Mrs. Bryant did not shoot Bobo, or tell her husband about the incident. Someone else did.

Three nights later, Roy Bryant and his half-brother J.W. “Big” Milam abducted young Till at gunpoint from his great-uncle’s home. With the help of at least two other white men they took him to a remote barn where they beat him viciously, knocking out teeth and one eye, breaking his skull, and finally shooting him. They tied a heavy gin fan to his neck with barbed wire and threw his body into the river. Witnesses heard the beating and the screams, saw one of the half-brothers drive a truck out of the barn with something covered by a tarp in back, and later saw someone washing blood from the truck bed.

Roy Bryant and Big Milam were arrested, eventually, sort of, by a police officer who was a friend of theirs. While they were in jail they were allowed conjugal visits with their wives and Sunday dinners at home with their extended families, and then they were released without bond. Their trial by an all-white, all-male jury is one of the most extensively documented miscarriages of justice in modern history. They were found not guilty, and the world took notice. Because the Emmett Till lynching and trial were so hideous and so obviously unfair, they became a flash point for the next two decades of the Civil Rights Movement.

In late February 2012 another handsome teenager of African descent was visiting family in Sanford, Florida. Trayvon Martin was not very far from home, visiting his father’s fiancée; his parents were divorced, but he was on loving terms with both of them. Tray was 17, a junior in high school, an accomplished athlete, and possessed of a beautiful smile. He was the kind of kid who would walk out in the rain to buy candy for his little brother, and that’s what he did on the last night of his life. Tray didn’t sass the cashier or do anything else to draw attention to himself, but he caught the eye of an overzealous and armed Community Watch volunteer, George Zimmerman, ten years his senior and twice his weight. Zimmerman was angry about recent break-ins in the community and decided on sight that Tray was a suspect.

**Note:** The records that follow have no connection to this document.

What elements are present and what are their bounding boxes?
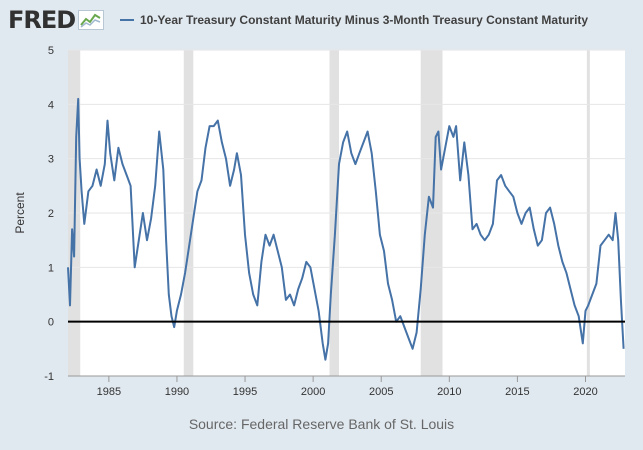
- x-tick-label: 1995: [233, 386, 257, 398]
- fred-logo[interactable]: FRED: [8, 5, 105, 35]
- y-axis-ticks: -1 0 1 2 3 4 5: [44, 45, 54, 383]
- line-chart-icon: [78, 10, 105, 30]
- y-tick-label: 2: [48, 208, 54, 220]
- x-tick-label: 2010: [437, 386, 461, 398]
- chart-legend: 10-Year Treasury Constant Maturity Minus…: [120, 10, 588, 30]
- y-tick-label: 1: [48, 262, 54, 274]
- legend-label: 10-Year Treasury Constant Maturity Minus…: [140, 13, 589, 27]
- x-tick-label: 2015: [505, 386, 529, 398]
- y-tick-label: 3: [48, 154, 54, 166]
- y-tick-label: 5: [48, 45, 54, 57]
- x-axis-ticks: 1985 1990 1995 2000 2005 2010 2015 2020: [68, 375, 625, 398]
- x-tick-label: 2000: [301, 386, 325, 398]
- y-tick-label: 0: [48, 317, 54, 329]
- line-chart: -1 0 1 2 3 4 5 1985 1990 1995 2000 2005 2010 2015 202…: [13, 45, 625, 398]
- chart-header: FRED 10-Year Treasury Constant Maturity …: [0, 0, 643, 40]
- x-tick-label: 2020: [573, 386, 597, 398]
- y-tick-label: 4: [48, 99, 54, 111]
- y-tick-label: -1: [44, 371, 54, 383]
- series-layer: [67, 97, 625, 361]
- series-line-t10y3m: [67, 97, 625, 361]
- x-tick-label: 1985: [97, 386, 121, 398]
- fred-logo-text: FRED: [8, 6, 76, 34]
- y-axis-title: Percent: [13, 192, 27, 234]
- source-note: Source: Federal Reserve Bank of St. Loui…: [188, 416, 455, 432]
- x-tick-label: 1990: [165, 386, 189, 398]
- legend-swatch: [120, 19, 134, 21]
- x-tick-label: 2005: [369, 386, 393, 398]
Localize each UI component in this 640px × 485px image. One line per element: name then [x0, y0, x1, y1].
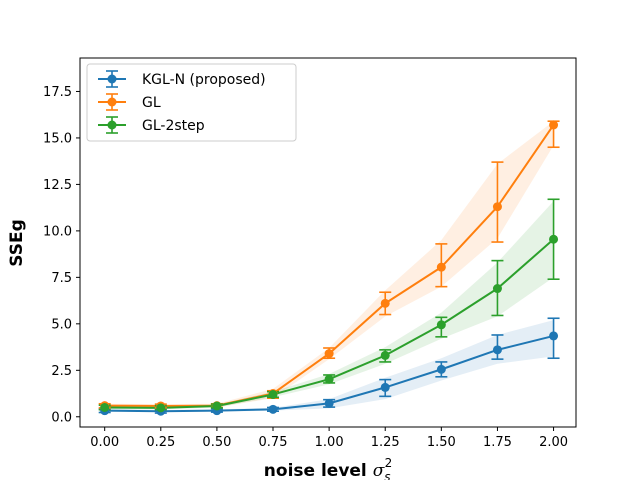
x-tick-label: 0.50 [202, 435, 231, 450]
x-tick-label: 1.00 [315, 435, 344, 450]
legend-marker-kgl-n-proposed [107, 74, 117, 84]
point-kgl-n-proposed [436, 364, 446, 374]
point-gl-2step [212, 401, 222, 411]
x-tick-label: 2.00 [539, 435, 568, 450]
y-tick-label: 10.0 [43, 224, 72, 239]
point-gl-2step [156, 403, 166, 413]
x-axis-ticks: 0.00 0.25 0.50 0.75 1.00 1.25 1.50 1.75 2.00 [90, 427, 568, 450]
x-tick-label: 0.75 [259, 435, 288, 450]
point-gl [492, 202, 502, 212]
point-gl-2step [549, 234, 559, 244]
plot-frame [79, 57, 577, 428]
legend-label-gl: GL [142, 95, 161, 111]
legend-marker-gl-2step [107, 120, 117, 130]
y-axis-label: SSEg [7, 219, 27, 267]
markers [100, 120, 559, 416]
point-gl [549, 120, 559, 130]
point-gl [380, 298, 390, 308]
point-kgl-n-proposed [268, 404, 278, 414]
x-tick-label: 1.50 [427, 435, 456, 450]
point-kgl-n-proposed [549, 331, 559, 341]
legend-label-gl-2step: GL-2step [142, 118, 205, 134]
point-gl [436, 262, 446, 272]
x-tick-label: 1.25 [371, 435, 400, 450]
y-tick-label: 5.0 [51, 317, 72, 332]
y-tick-label: 15.0 [43, 131, 72, 146]
point-kgl-n-proposed [492, 345, 502, 355]
y-tick-label: 7.5 [51, 271, 72, 286]
y-tick-label: 0.0 [51, 410, 72, 425]
band-kgl-n-proposed [104, 320, 554, 413]
y-tick-label: 12.5 [43, 178, 72, 193]
x-tick-label: 1.75 [483, 435, 512, 450]
point-gl-2step [380, 350, 390, 360]
point-gl-2step [436, 320, 446, 330]
legend: KGL-N (proposed) GL GL-2step [86, 63, 297, 142]
point-gl-2step [324, 374, 334, 384]
x-tick-label: 0.25 [146, 435, 175, 450]
y-axis-ticks: 0.0 2.5 5.0 7.5 10.0 12.5 15.0 17.5 [43, 85, 80, 425]
point-gl-2step [100, 402, 110, 412]
point-gl-2step [492, 284, 502, 294]
point-kgl-n-proposed [380, 382, 390, 392]
point-gl-2step [268, 389, 278, 399]
legend-label-kgl-n-proposed: KGL-N (proposed) [142, 72, 266, 88]
band-gl-2step [104, 201, 554, 410]
y-tick-label: 17.5 [43, 85, 72, 100]
x-tick-label: 0.00 [90, 435, 119, 450]
legend-frame [86, 63, 297, 142]
legend-marker-gl [107, 97, 117, 107]
x-axis-label: noise level σs2 [264, 456, 392, 480]
point-gl [324, 349, 334, 359]
y-tick-label: 2.5 [51, 364, 72, 379]
point-kgl-n-proposed [324, 398, 334, 408]
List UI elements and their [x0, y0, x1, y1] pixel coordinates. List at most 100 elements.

Zimmerman reported Trayvon Martin as a suspicious character because he was wearing a hoodie – in the rain – and walking slowly, perhaps enjoying a few minutes to himself. The police dispatcher told Zimmerman not to follow Martin, and not to leave his vehicle to confront him. Ignoring both those instructions and the rules for Community Watch, Zimmerman chased Tray on foot and engaged in a fist fight with him, resulting in a bloody nose for Zimmerman. According to the just-released 911 calls, neighbors reported a fight and someone calling for help. Then a gunshot, wailing, a second gunshot, then silence. Zimmerman told police that he called out for help, but witnesses are sure it was Trayvon calling out. Tray was dead from a shot to the chest when police arrived.

A little store. Candy. The murder of a black teenaged boy by a white man or men. Surely that is all these stories have in common. Surely in 56 years our society has learned something from the lynching of Emmett Till.

Zimmerman claims self-defense in shooting an unarmed child. At the time of this writing, weeks after Trayvon’s death, Zimmerman has still not been arrested or charged. Immediately after the killing he was taken into custody, questioned briefly, and released. Apparently a dead African-American youth on the ground is not probable cause for arrest in Seminole County, Florida, in 2012.

The case has now been turned over to Florida’s Attorney General, and the investigation continues. Confessed killer Zimmerman is still free. How far have we come since 1955? Not far enough.